Besides consumers, the two biggest business sectors that will be hit are the auto industry and the agriculture sector. “Motor vehicles and motor vehicle parts accounted for one-third of the value of all US imports from Mexico, and much of that cross-border trade was in unfinished product,” said Ikenson.
“In other words, the factory floor spans the US-Mexican border, so imposing tariffs is akin to erecting a concrete wall through the middle of that factory.”
On Tuesday, Toyota Motor Corp told Reuters that the tariffs on Mexico could cost its major suppliers $1 billion. The tariffs will also not only create higher costs but also cause job losses as well.

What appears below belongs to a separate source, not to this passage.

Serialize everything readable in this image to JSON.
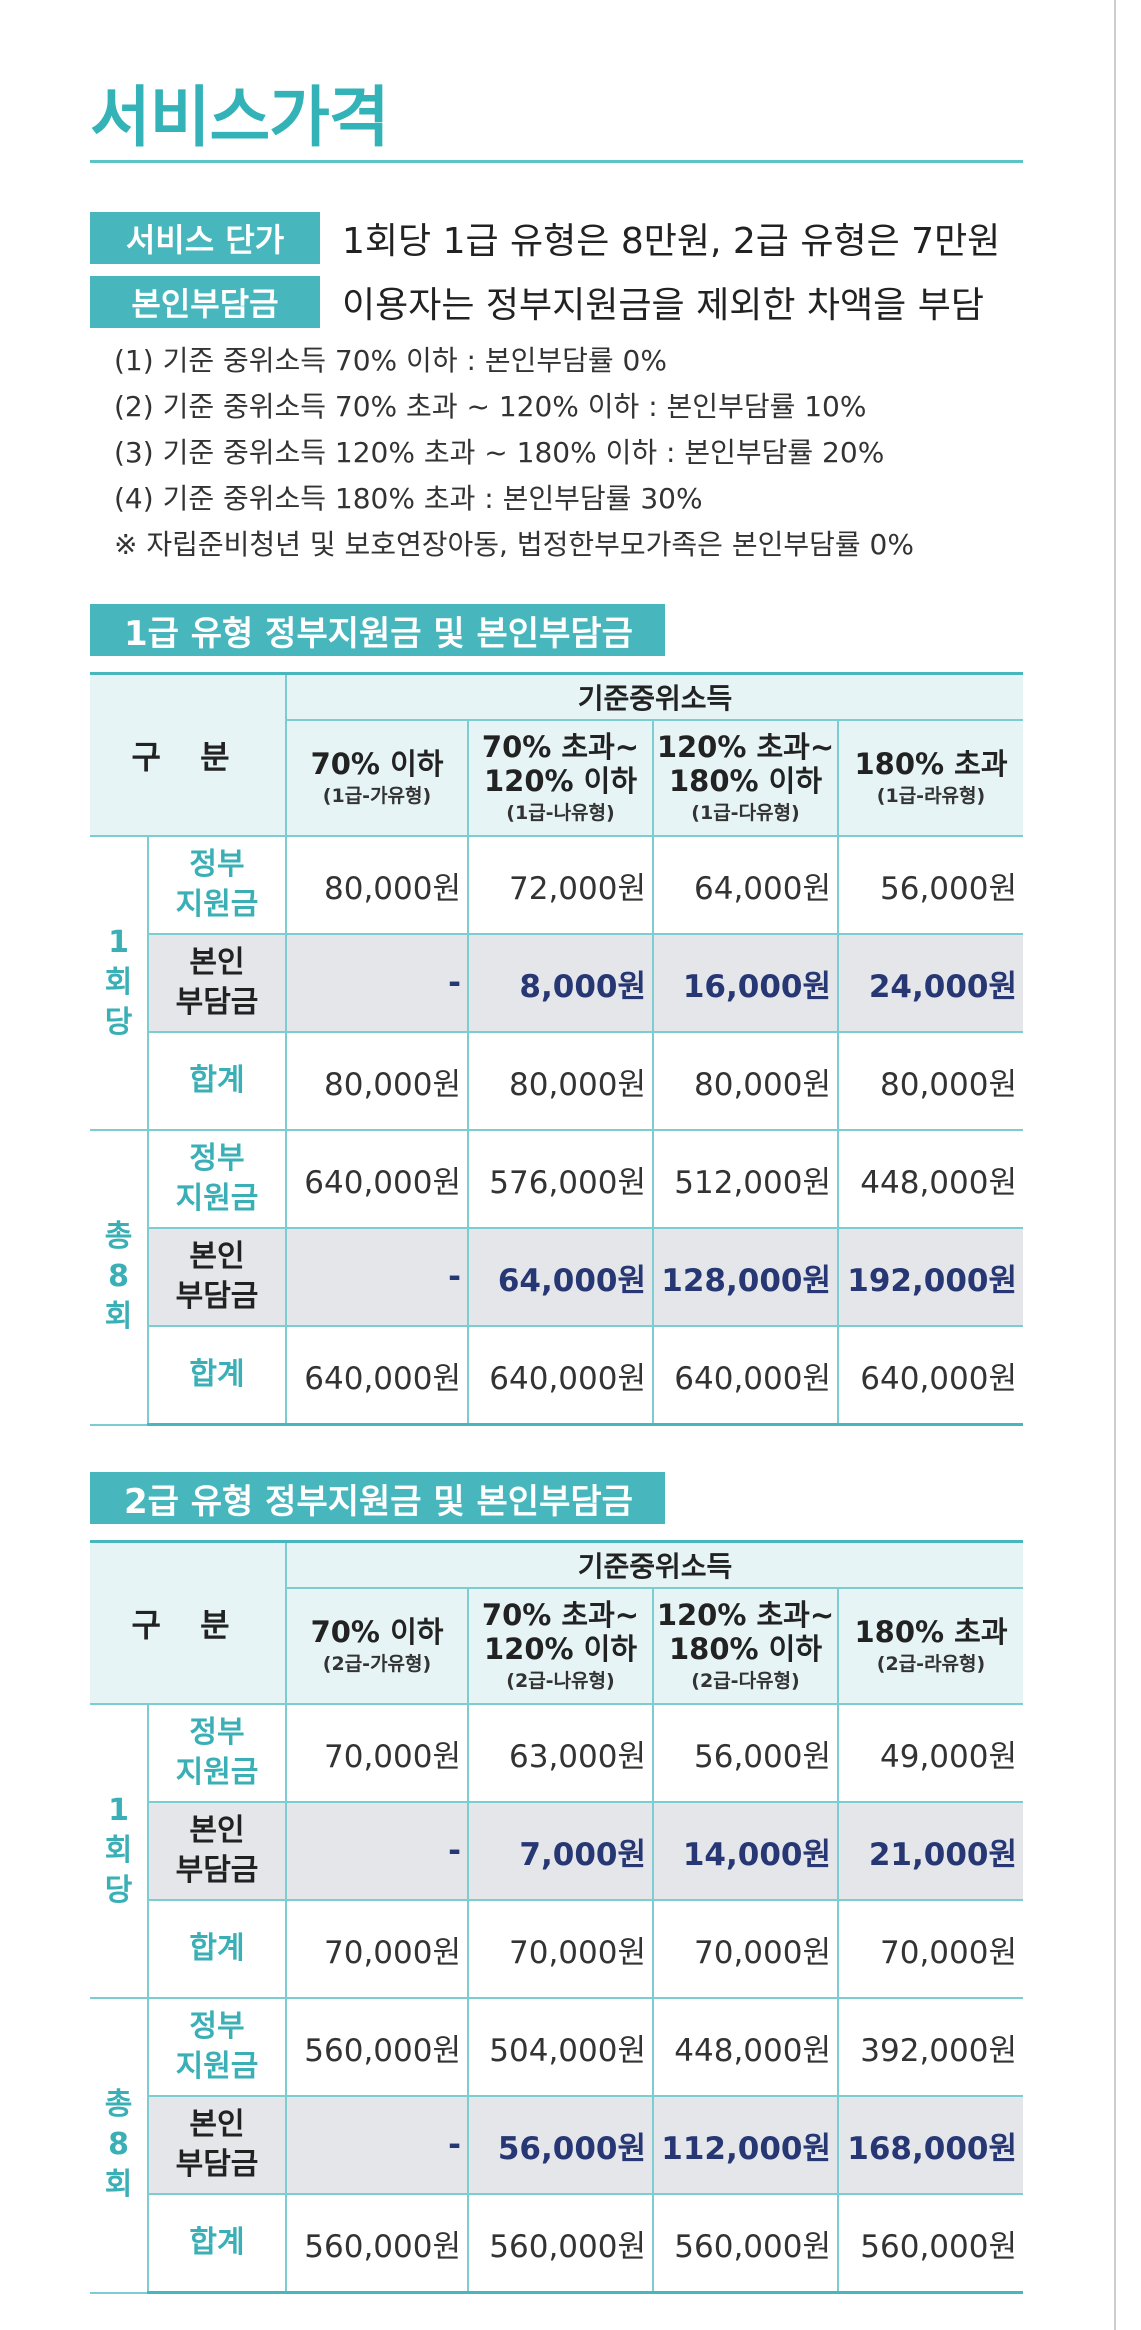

According to a new report from the Perryman Group, an economic research firm, job losses would amount to nearly 406,000, and “the proposed tariffs would lead to an increase in direct costs of about $28.1 billion each year.”
Others also worry that the new tariffs will undermine the ongoing negotiations of the U.S.-Mexico-Canada Agreement (USMCA), which is the treaty that Trump intends to replace the North American Free Trade Agreement (NAFTA) with.
What Can Mexico Do?
While Trump remains adamant that he will implement the tariffs, Mexican officials remain more optimistic.
Mexico’s foreign minister, Marcelo Ebrard, is set to meet with Vice President Mike Pence in Washington to discuss the tariffs Wednesday, and Mexican authorities have said they are willing to cooperate but have pushed for talks rather than economic retaliation.
However, the question that remains is: how much can Mexico really do to stop the migrant flows? According to the Washington Post, Mexico has dramatically stepped up immigration enforcement recently.
The country has nearly tripled its monthly deportations since the beginning of 2019. Last month alone, they apprehended more than 22,000 unauthorized migrants, marking the highest monthly number in Mexicos history.
However, Mexico largely lacks resources to deal with the influx of migrants from Central America that travel to the country with hopes of getting asylum in the U.S. Mexico uses up a lot of its police and military resources combatting organized-crime groups and their immigration authorities are entirely overwhelmed.
As of now, the Trump administration has not specifically said what Mexico can do to reverse the tariffs.